Ministry of Labor survey reveals the persistence of cultural sexism
By Chi-hao James Lo, The China Post
March 9, 2014, 12:01 am TWN
TAIPEI, Taiwan -- A Ministry of Labor (MOL) survey earlier this month revealed that women had to work two months more than men last year to receive the same amount of pay, sparking nationwide debates on what some have called the “impoverishment of women” phenomenon and an indicator of cultural sexism.
The findings of the Equal Pay survey published late February concluded that women had to work an extra 59 days to break even with the annual salary of men last year. Though the finding indicates a 2-day decrease compared to the year before, critics assert that the small amount of progress is still futile to alleviate the impoverishment of women. The study has been held by some as a marker of persistent sexism in Taiwanese culture.
According to Professor Chen Chao-Ju (陳昭如) of National Taiwan University College of Law, the cause of the phenomenon is a complex combination of sexist values that, regrettably, are still alive to a certain extent in Taiwan, with the biggest reason being the expectations instilled within and toward working women.
Aside from the obvious unequal pay still observed in various countries worldwide, the issue of maternal leave is a deciding factor that makes employers pay women less.
The consensus of MOL also showed that the average salary per hour for women is 83.9 percent of the average hourly pay for men. The result of unequal policies also extends to women's pension funds, directly affecting the retirement plans of the population.
Other factors contributing to the phenomenon include education and the right of inheritance. Women in Taiwan are more prone to debt resulting from a lack of resources. The older Taiwanese generations have been known to reserve money to send sons on to higher education. Women are then not only left to take out loans but are also discouraged to receive more advanced educational degrees than men.
Women are also given less chance to inherit funds and estates compared to men, forcing most to retain a sufficient amount of savings with no extra help. The Ministry of Finance has revealed that as of 2012, the difference in percentage of forfeiting an inheritance is 63.8 percent in women versus 32.6 percent in men, whereas the declaration of inheritance tax applies to 32.6 percent of women and 67.4 percent of men.
The numbers directly reflect the conflict between tradition and democratic law, said Chen. Although the law dictates gender equality in the right of inheritance, women are more likely to forfeit their rights “voluntarily” under pressure from their parents, allowing their male siblings to inherit the women's share.

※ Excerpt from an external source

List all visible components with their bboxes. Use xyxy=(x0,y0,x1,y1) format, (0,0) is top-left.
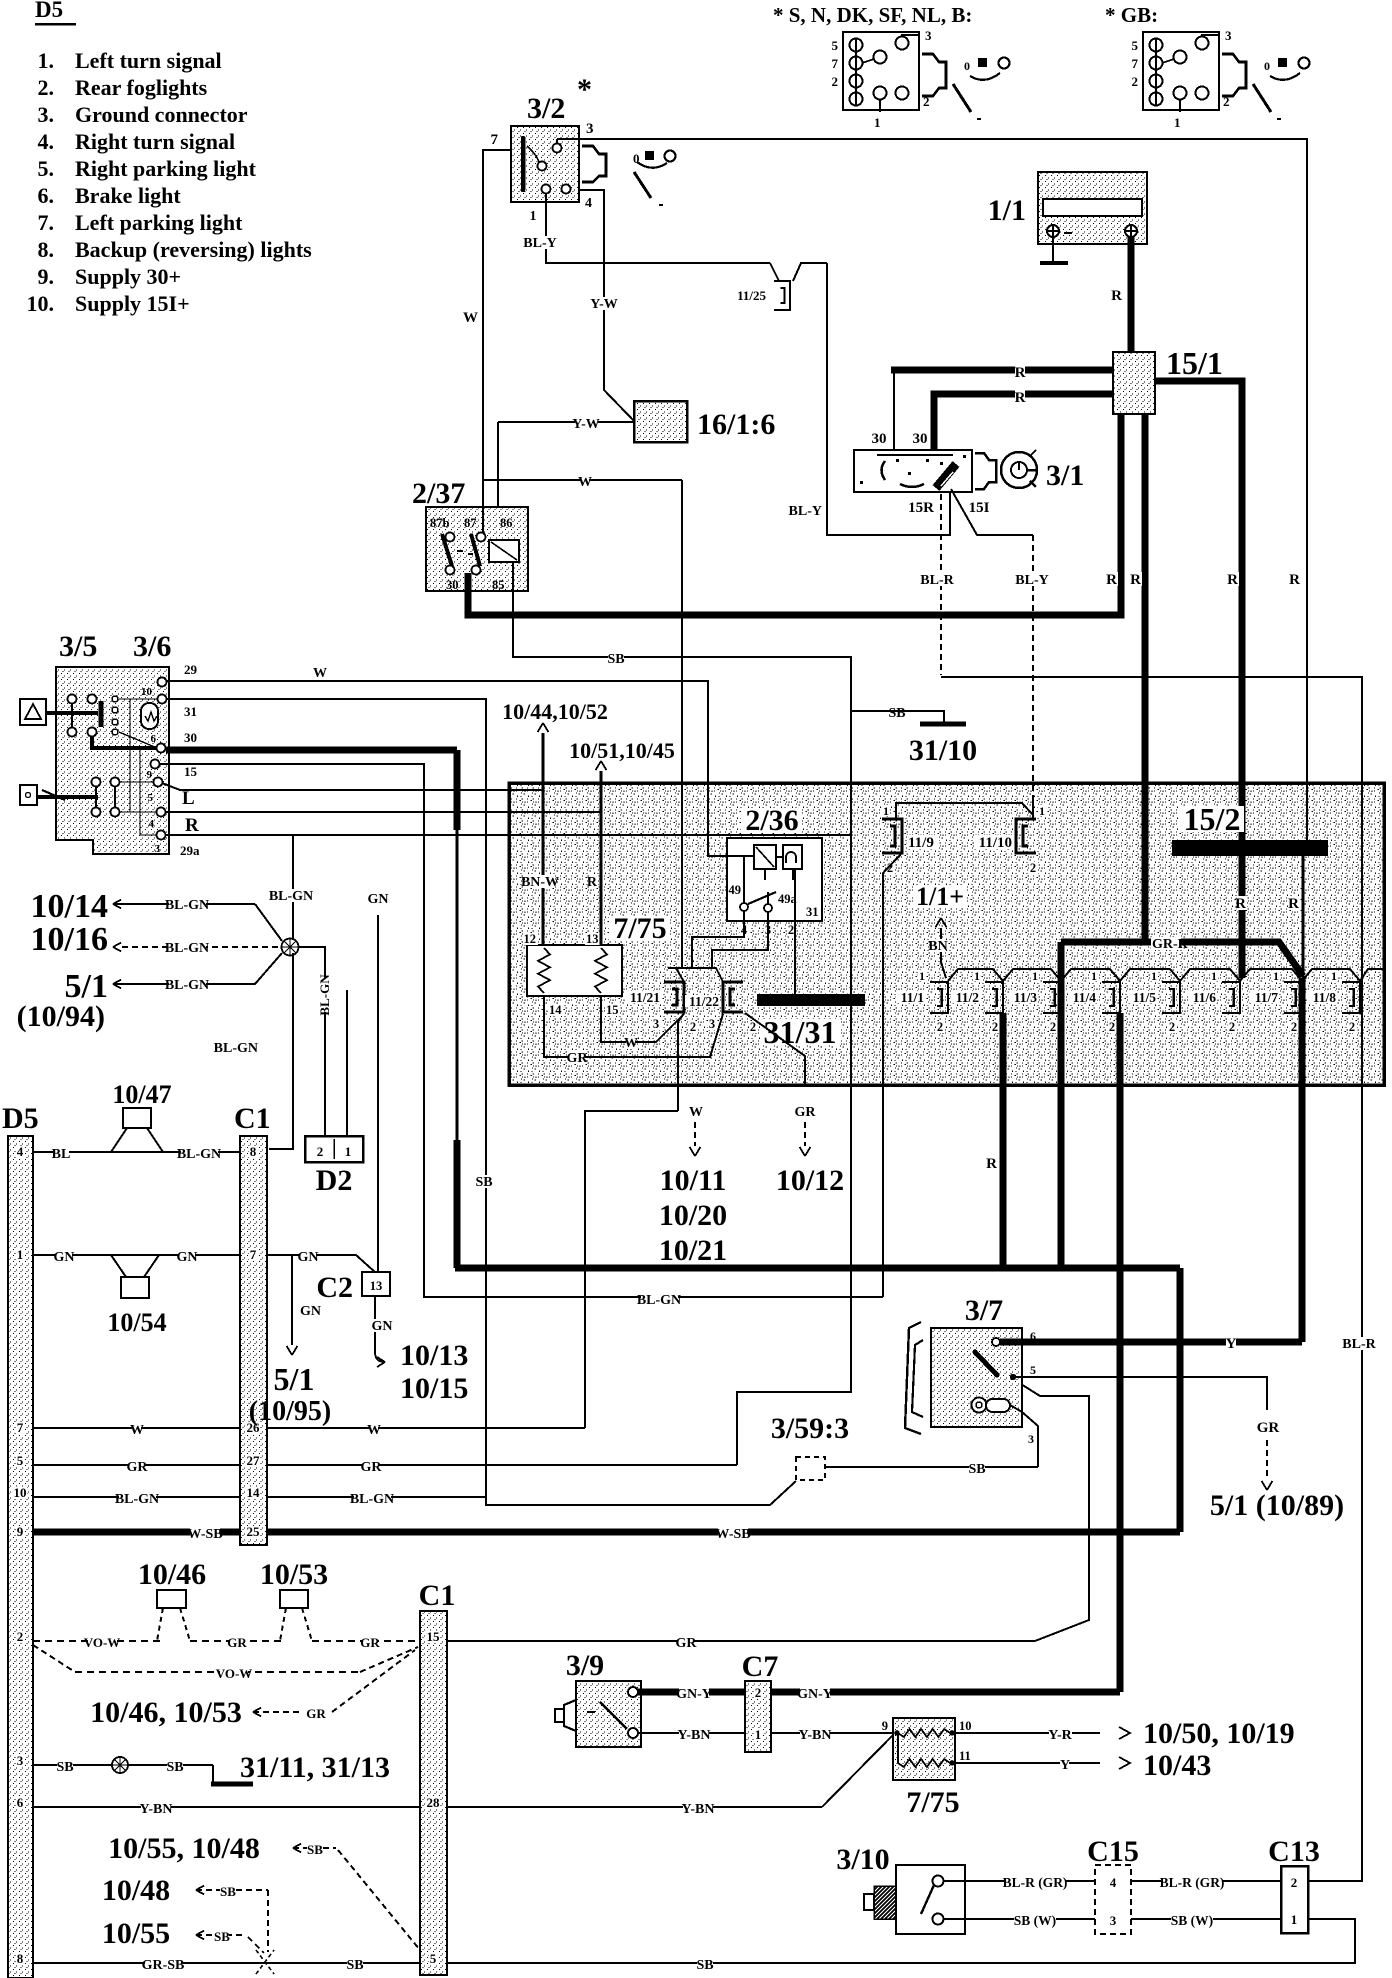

Although gender equality amendments have been inserted into the constitution, said Chen, like it or not, the traditional ways still dictate the majority of Taiwanese life. Laws can be written into a country's constitution, but there will never be a guarantee that it will be practiced amongst citizens, especially when inequality is consensual. The only way to truly eradicate sexism in Taiwan, said Chen, is to begin gender equality education at a young age.